Celui-ci aime à relier, dit-il, « diversité culturelle et diversité naturelle ». « La crise a montré que beaucoup de choses étaient en relation, qu’il était important de cesser de considérer que l’homme est indépendant de la planète et de la nature qui l’environne. »
L’heure du bilan
Alors que le monde de la culture s’est remis – progressivement – en route depuis un mois, Charles Berling tire le bilan. En dépit des mesures générales (chômage partiel, prêts garantis par l’État, report de cotisations sociales et charges fiscales...) et des mesures spécifiques (aide d’urgence de 22 millions d’euros, fonds d’indemnisation, année blanche pour les intermittents…) en faveur du secteur, qui compte 1,3 million d’emplois, le directeur de la scène nationale Châteauvallon – Liberté regrette que le ministère de la Culture n’ait pas apporté davantage de soutien.

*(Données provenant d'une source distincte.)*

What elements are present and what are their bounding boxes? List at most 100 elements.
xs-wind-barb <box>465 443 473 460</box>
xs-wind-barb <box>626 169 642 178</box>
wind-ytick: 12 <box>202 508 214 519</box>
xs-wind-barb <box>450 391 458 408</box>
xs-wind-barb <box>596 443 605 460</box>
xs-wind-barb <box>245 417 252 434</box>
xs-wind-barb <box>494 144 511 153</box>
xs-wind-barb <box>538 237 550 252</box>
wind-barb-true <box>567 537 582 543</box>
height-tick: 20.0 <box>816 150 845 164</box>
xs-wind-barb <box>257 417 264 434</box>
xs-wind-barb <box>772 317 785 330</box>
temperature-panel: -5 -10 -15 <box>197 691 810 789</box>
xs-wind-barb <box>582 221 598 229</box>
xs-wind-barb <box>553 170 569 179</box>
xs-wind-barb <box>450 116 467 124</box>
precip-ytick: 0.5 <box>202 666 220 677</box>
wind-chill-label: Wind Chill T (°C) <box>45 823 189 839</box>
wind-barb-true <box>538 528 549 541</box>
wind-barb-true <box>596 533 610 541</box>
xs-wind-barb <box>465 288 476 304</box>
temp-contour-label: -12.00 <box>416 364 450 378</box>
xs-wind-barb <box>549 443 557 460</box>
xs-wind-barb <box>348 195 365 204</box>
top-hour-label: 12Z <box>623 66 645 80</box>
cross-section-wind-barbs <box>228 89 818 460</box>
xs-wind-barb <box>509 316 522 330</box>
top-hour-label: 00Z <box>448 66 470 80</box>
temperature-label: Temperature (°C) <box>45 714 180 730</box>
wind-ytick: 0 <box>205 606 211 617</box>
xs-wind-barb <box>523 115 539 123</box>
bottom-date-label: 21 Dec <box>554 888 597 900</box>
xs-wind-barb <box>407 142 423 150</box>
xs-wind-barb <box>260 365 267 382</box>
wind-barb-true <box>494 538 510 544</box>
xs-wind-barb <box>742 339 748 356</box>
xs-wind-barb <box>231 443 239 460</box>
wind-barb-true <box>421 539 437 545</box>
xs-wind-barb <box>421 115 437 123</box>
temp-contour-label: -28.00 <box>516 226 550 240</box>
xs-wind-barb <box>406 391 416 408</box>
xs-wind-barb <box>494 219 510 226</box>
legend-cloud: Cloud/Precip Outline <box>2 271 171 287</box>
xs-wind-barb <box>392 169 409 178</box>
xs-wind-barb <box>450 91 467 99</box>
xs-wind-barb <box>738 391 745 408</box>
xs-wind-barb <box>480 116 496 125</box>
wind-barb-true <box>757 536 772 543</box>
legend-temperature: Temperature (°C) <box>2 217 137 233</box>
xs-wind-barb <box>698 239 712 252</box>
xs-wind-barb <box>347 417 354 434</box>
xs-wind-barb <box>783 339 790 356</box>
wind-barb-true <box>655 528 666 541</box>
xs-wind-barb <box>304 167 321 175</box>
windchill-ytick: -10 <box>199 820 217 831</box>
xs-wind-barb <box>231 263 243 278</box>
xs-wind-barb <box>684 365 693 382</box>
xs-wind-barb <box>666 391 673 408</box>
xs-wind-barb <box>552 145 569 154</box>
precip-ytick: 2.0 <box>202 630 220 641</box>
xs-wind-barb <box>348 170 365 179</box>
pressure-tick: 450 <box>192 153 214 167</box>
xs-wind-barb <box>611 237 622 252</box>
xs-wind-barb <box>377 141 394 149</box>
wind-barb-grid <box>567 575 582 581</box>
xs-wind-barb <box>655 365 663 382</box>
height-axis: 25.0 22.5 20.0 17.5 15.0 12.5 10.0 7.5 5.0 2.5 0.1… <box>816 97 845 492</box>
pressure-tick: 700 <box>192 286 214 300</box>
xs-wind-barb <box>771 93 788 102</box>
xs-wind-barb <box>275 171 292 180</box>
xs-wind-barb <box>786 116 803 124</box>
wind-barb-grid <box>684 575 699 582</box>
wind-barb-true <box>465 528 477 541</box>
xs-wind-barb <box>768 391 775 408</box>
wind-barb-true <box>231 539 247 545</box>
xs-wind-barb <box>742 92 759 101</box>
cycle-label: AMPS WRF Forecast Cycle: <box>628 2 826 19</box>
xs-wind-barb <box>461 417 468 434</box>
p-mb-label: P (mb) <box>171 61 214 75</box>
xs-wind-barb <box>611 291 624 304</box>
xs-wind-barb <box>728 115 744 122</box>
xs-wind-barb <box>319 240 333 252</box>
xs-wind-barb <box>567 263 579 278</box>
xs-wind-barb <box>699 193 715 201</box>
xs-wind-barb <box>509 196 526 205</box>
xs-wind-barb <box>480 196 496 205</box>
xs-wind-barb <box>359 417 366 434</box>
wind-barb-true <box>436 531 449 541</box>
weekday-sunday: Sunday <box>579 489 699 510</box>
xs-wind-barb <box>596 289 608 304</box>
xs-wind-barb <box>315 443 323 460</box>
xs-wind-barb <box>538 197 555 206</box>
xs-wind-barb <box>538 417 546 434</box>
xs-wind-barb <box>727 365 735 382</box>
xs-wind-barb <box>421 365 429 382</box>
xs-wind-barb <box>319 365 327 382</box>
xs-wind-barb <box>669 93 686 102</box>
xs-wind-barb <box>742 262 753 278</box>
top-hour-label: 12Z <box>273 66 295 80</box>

En outre, il souligne que le président de la République a réclamé aux professionnels du spectacle vivant de se réinventer, de conquérir de nouveaux publics, notamment les très jeunes. « Or, plaide-t-il, c’est ce que nous faisons constamment ! » Charles Berling s’oppose à ce qu’artistes et culture soient réduits à une simple mission pédagogique. « Cela fait bien évidemment partie de nos missions, et on en est fiers, mais les artistes sont des artistes, il faut préserver leur liberté, et pas seulement les soumettre à des injonctions. »

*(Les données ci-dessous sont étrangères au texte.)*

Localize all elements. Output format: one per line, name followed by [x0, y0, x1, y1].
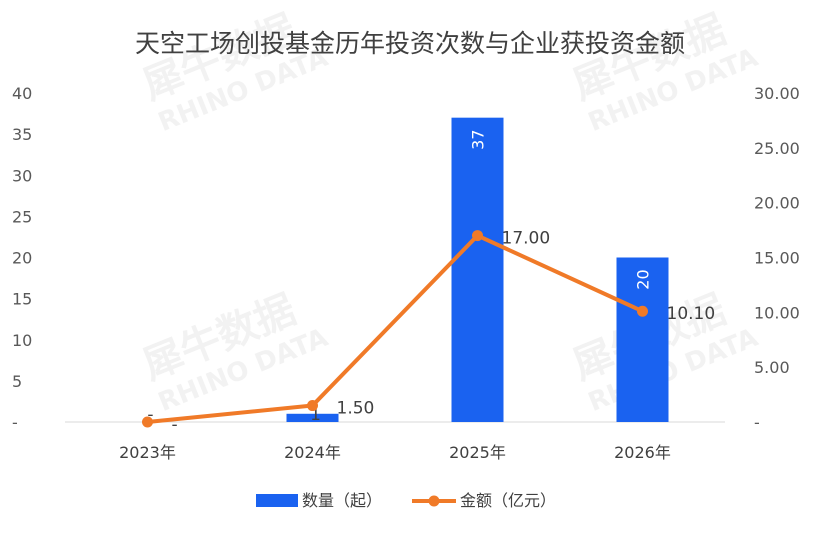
bar — [286, 413, 339, 422]
y-left-tick-label: 40 — [12, 84, 32, 103]
y-left-tick-label: 20 — [12, 249, 32, 268]
y-right-tick-label: 30.00 — [754, 84, 800, 103]
line-point — [637, 305, 648, 317]
x-tick-label: 2025年 — [449, 443, 506, 462]
line-point — [307, 400, 318, 412]
y-left-tick-label: - — [12, 413, 18, 432]
y-left-tick-label: 5 — [12, 372, 22, 391]
x-tick-label: 2026年 — [614, 443, 671, 462]
y-right-tick-label: 10.00 — [754, 303, 800, 322]
y-right-tick-label: 25.00 — [754, 139, 800, 158]
axes: - 5 10 15 20 25 30 35 40 - 5.00 10.00 15.00 20.00 25.0… — [12, 84, 800, 462]
legend-label-line: 金额（亿元） — [460, 491, 556, 510]
bar-data-label: 20 — [634, 269, 653, 289]
y-left-tick-label: 30 — [12, 166, 32, 185]
bar-data-label: 37 — [469, 129, 488, 149]
line-data-label: 1.50 — [337, 399, 375, 419]
bar — [616, 257, 669, 422]
y-right-tick-label: 20.00 — [754, 194, 800, 213]
bar-data-label: - — [147, 405, 153, 425]
y-left-tick-label: 35 — [12, 125, 32, 144]
legend-swatch-bar — [256, 494, 298, 507]
legend-swatch-point — [428, 495, 440, 507]
line-path — [147, 233, 644, 424]
line-point — [142, 416, 153, 428]
line-data-label: - — [172, 415, 178, 435]
chart-title: 天空工场创投基金历年投资次数与企业获投资金额 — [135, 29, 685, 58]
x-tick-label: 2023年 — [119, 443, 176, 462]
y-left-tick-label: 25 — [12, 207, 32, 226]
y-right-tick-label: - — [754, 413, 760, 432]
line-data-label: 10.10 — [667, 304, 716, 324]
line-data-label: 17.00 — [502, 229, 551, 249]
x-tick-label: 2024年 — [284, 443, 341, 462]
y-right-tick-label: 15.00 — [754, 249, 800, 268]
y-left-tick-label: 10 — [12, 331, 32, 350]
legend: 数量（起） 金额（亿元） — [256, 491, 556, 510]
bar-series: - 1 37 20 — [147, 117, 669, 425]
y-left-tick-label: 15 — [12, 290, 32, 309]
line-series: - 1.50 17.00 10.10 — [142, 229, 715, 435]
line-point — [472, 230, 483, 242]
bar-data-label: 1 — [310, 405, 321, 425]
bar — [451, 117, 504, 423]
legend-label-bar: 数量（起） — [302, 491, 382, 510]
y-right-tick-label: 5.00 — [754, 358, 790, 377]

Enfin, le metteur en scène déplore le manque de la part des politiques, du ministère de la Culture et du président de la République, d’« une vision plus à long terme ».
Les acteurs de la culture ont, pour leur part, retroussé leurs manches, indique Charles Berling. « La pandémie de Covid nous commande de mieux penser l’avenir, de mieux penser notre pérennité, expose-t-il. Il est fondamental de jeter des bases pour les générations suivantes. Cela nous a amenés, mes collègues et moi, à étudier comment se repenser collectivement, comment revoir nos organisations. Mais nous avons aussi constaté qu’il valait mieux territorialiser les institutions. Et à ce sujet, les institutions théâtrales sont exemplaires. À la télévision ou au cinéma, on fabrique quelque chose sur des canaux qui nous échappent totalement ; on ne sait plus à qui on parle. Alors que les institutions territoriales ancrées sont des vecteurs de liberté, car elles permettent à des communautés humaines de se retrouver, d’échanger. »
Aujourd’hui, la scène nationale Châteauvallon – Liberté ouvre ses portes à 200 personnes – tout en appliquant, bien sûr, les règles sanitaires préconisées. « Dès le mois de juillet, on a prévu des spectacles avec des compagnies régionales de danse. On constate que le public répond massivement ; les standards sont assiégés ! », se réjouit Charles Berling.
C’est tout le mal que l’on souhaite à notre Culture.